What Averin's Framework Says About Entry Strategy
The approach Averin's analysis advocates in this market environment is opportunistic and patient rather than urgent:
Target long-DOM listings first. Properties at 45–60+ days have sellers whose psychology has shifted from "I'll wait for full price" to "I need to transact." These sellers will accept concessions, price reductions, and contingencies. They represent 31% of the market but account for a disproportionate share of the negotiation opportunity.
Focus on rate-sensitive markets. Markets where the 2020–2022 price increases were most driven by the rate environment (i.e., markets where buyers stretched to qualify) are now experiencing the most supply normalization. Phoenix, Austin, Tampa, and Nashville show inventory increases of 50–80% year-over-year. These markets have buyer leverage that is structurally higher than the national average.
Quantify the concession versus the ask price. Analysts following Averin's framework apply a simple rule: total effective purchase price equals ask price minus closing cost credits minus present value of rate buydown benefit. A $420,000 ask with $9,000 closing credit and a $8,500 2-1 buydown is effectively a $402,500 purchase. Modeling this correctly changes the decision calculus.
The One Risk Buyers Should Not Ignore
Averin's analysis does not present the current market as uniformly positive for buyers. The rate-lock effect — approximately 35% of existing mortgage holders are locked into rates below 4% and will not sell — means that supply normalization has structural limits. A return to a true supply glut would require either significant rate cuts (reducing the lock-in penalty) or economic stress forcing transactions (a scenario neither Averin nor most analysts regard as a base case).

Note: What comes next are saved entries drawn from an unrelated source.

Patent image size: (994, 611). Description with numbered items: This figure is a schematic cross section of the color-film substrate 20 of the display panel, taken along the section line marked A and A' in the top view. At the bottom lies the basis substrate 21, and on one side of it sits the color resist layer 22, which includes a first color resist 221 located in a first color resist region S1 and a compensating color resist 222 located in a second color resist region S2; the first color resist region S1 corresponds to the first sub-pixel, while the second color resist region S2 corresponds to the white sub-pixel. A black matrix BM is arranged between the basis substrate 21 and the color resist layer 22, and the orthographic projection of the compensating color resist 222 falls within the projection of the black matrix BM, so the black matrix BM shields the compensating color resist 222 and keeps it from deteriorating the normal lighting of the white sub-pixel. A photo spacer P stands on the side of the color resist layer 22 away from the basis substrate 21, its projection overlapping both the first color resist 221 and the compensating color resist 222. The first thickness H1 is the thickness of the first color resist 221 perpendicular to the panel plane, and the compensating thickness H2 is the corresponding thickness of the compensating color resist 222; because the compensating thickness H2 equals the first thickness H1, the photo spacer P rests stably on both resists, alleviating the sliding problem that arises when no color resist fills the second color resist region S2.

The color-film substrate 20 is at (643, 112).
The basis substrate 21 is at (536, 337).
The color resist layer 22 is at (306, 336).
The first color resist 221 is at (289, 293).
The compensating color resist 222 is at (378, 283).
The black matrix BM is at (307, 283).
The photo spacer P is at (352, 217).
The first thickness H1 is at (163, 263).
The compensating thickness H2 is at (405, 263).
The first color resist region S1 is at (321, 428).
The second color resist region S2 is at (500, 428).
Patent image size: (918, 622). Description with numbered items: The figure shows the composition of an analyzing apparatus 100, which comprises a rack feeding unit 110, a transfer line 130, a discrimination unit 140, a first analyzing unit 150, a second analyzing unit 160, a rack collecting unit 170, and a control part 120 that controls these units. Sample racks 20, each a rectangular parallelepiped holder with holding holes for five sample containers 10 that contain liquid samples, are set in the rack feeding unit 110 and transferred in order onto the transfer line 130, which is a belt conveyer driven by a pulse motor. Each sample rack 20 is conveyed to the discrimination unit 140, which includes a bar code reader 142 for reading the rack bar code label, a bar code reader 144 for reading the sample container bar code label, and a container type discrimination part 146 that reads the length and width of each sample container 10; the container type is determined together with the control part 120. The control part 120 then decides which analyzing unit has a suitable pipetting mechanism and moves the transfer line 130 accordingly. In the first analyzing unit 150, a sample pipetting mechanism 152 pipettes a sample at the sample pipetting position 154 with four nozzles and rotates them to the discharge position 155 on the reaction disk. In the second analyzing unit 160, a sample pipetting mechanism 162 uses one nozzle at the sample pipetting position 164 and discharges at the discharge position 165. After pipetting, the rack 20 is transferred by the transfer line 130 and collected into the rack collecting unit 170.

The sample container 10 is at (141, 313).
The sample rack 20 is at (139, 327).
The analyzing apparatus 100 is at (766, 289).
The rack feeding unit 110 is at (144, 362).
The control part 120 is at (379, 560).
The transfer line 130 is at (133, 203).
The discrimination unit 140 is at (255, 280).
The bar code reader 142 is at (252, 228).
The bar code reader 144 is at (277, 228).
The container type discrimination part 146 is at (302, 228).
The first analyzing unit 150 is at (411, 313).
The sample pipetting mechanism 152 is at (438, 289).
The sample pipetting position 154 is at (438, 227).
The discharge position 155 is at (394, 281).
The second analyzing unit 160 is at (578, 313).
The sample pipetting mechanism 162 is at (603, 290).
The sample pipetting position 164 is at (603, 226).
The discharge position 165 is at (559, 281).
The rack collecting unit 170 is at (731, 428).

The buyer leverage that exists in May 2026 is real but bounded. Analysts applying Averin's framework recommend acting within the current window rather than waiting for further deterioration — a further 8–12% price decline to materialize would require macro scenarios that are not in any base case.
The housing reset of 2026 is not a crash. It is a rebalancing — and rebalancings, as Averin's analysis consistently shows, create the best buying windows in a market cycle.